The fragile former Smiths frontman just canceled a concert in Valencia. Apparently he was kept up all night by street noise. Apparently there is a major festival going on so that was entirely predictable, but whoever booked the hotel did not do their homework.
OK, fair, it seems a bit precious to say that you can’t play rock and roll without a good night’s sleep, but he’s not young anymore. His manager’s statement that he was left in a “catatonic state” by the sleepless night seems a bit over the top, but it could be worse…oh wait.
In a later communique, Morrissey wrote that his hotel was an “indescribable hell. It will take me one year to recover. And that is an understatement.”
Coincidentally, that’s how I feel after listening to a Smiths album.
Apparently cancelling concerts on short notice is no new thing for Morrissey:
When it comes to cancellations, Morrissey has form, including in Spain. Last year he cancelled a concert in the botanical gardens in Madrid. In 2004 he cancelled at short notice after being due to appear at the Festival Internacional de Benicàssim, close to Valencia, citing “technical difficulties with his private aeroplane”.

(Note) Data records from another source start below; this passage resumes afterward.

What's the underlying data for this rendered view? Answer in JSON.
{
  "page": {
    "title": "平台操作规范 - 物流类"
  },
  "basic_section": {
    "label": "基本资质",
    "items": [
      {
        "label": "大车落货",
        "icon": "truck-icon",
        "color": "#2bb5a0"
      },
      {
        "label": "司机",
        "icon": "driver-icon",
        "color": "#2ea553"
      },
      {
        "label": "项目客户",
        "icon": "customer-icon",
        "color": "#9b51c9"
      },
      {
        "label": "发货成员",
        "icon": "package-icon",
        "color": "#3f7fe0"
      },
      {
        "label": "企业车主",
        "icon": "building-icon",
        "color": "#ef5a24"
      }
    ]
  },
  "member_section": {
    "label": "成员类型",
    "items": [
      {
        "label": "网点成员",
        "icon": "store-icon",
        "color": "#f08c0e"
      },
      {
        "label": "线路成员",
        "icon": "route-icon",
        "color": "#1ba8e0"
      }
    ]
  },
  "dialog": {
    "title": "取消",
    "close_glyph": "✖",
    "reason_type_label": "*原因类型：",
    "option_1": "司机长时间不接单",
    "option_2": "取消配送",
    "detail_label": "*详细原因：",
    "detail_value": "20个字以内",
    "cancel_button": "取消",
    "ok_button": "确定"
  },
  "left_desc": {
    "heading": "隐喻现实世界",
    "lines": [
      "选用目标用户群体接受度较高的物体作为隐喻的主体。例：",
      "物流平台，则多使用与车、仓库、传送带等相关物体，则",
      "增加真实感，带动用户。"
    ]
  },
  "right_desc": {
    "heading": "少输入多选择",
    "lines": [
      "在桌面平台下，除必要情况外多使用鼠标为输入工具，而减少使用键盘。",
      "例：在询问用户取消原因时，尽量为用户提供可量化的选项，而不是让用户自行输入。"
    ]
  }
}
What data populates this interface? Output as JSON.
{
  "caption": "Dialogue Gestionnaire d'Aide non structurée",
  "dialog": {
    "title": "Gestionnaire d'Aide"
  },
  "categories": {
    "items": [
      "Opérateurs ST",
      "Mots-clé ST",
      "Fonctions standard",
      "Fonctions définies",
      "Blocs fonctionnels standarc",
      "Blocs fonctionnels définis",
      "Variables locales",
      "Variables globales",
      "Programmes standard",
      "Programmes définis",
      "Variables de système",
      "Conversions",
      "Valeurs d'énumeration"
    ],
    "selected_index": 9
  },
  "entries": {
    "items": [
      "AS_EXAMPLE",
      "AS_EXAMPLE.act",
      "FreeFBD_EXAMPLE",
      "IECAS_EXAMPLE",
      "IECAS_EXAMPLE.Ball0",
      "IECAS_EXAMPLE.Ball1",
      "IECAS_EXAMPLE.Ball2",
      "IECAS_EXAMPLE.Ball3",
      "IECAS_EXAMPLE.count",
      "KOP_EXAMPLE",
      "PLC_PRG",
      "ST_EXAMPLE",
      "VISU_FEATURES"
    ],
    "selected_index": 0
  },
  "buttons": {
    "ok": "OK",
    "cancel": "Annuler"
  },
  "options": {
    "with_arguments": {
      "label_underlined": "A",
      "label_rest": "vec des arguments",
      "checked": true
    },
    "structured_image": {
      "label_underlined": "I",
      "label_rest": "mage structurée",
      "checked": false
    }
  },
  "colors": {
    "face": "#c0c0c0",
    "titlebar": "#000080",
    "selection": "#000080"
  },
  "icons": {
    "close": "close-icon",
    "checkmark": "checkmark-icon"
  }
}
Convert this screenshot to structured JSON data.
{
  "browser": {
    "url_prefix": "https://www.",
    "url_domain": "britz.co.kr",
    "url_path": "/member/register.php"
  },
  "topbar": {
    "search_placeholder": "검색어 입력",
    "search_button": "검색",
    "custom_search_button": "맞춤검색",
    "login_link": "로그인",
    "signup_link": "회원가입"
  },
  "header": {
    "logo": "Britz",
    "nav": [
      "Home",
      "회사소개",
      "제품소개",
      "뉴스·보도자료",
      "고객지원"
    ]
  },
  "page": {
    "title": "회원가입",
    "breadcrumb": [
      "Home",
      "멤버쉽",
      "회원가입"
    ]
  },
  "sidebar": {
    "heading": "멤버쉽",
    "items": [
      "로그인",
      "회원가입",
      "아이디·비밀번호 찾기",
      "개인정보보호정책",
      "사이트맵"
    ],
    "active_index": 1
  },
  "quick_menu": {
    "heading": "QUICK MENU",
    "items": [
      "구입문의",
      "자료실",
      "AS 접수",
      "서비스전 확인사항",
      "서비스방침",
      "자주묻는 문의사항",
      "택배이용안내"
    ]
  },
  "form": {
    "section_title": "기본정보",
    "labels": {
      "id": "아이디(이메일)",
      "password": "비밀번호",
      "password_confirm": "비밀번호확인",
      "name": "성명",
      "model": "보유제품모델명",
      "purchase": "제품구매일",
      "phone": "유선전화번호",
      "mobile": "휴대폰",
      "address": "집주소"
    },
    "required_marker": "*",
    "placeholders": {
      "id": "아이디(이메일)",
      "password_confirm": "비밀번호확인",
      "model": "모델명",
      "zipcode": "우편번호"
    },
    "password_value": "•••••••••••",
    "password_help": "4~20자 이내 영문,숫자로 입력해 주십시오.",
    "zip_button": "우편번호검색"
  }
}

In 2014 he cancelled again, this time in Warsaw, 25 minutes into his performance, complaining that a spectator had shouted something “extremely offensive”.
A year later he refused to perform at a festival in Reykjavik after the organisers denied his request that no meat be served during the event.
Of the 21 concerts booked this year to promote his new album, Make-Up Is a Lie, five – in San Diego, St Louis, Atlanta, the Dominican Republic and St Petersburg, Florida – have already been cancelled and one, at Rancho Mirage in California, has been postponed.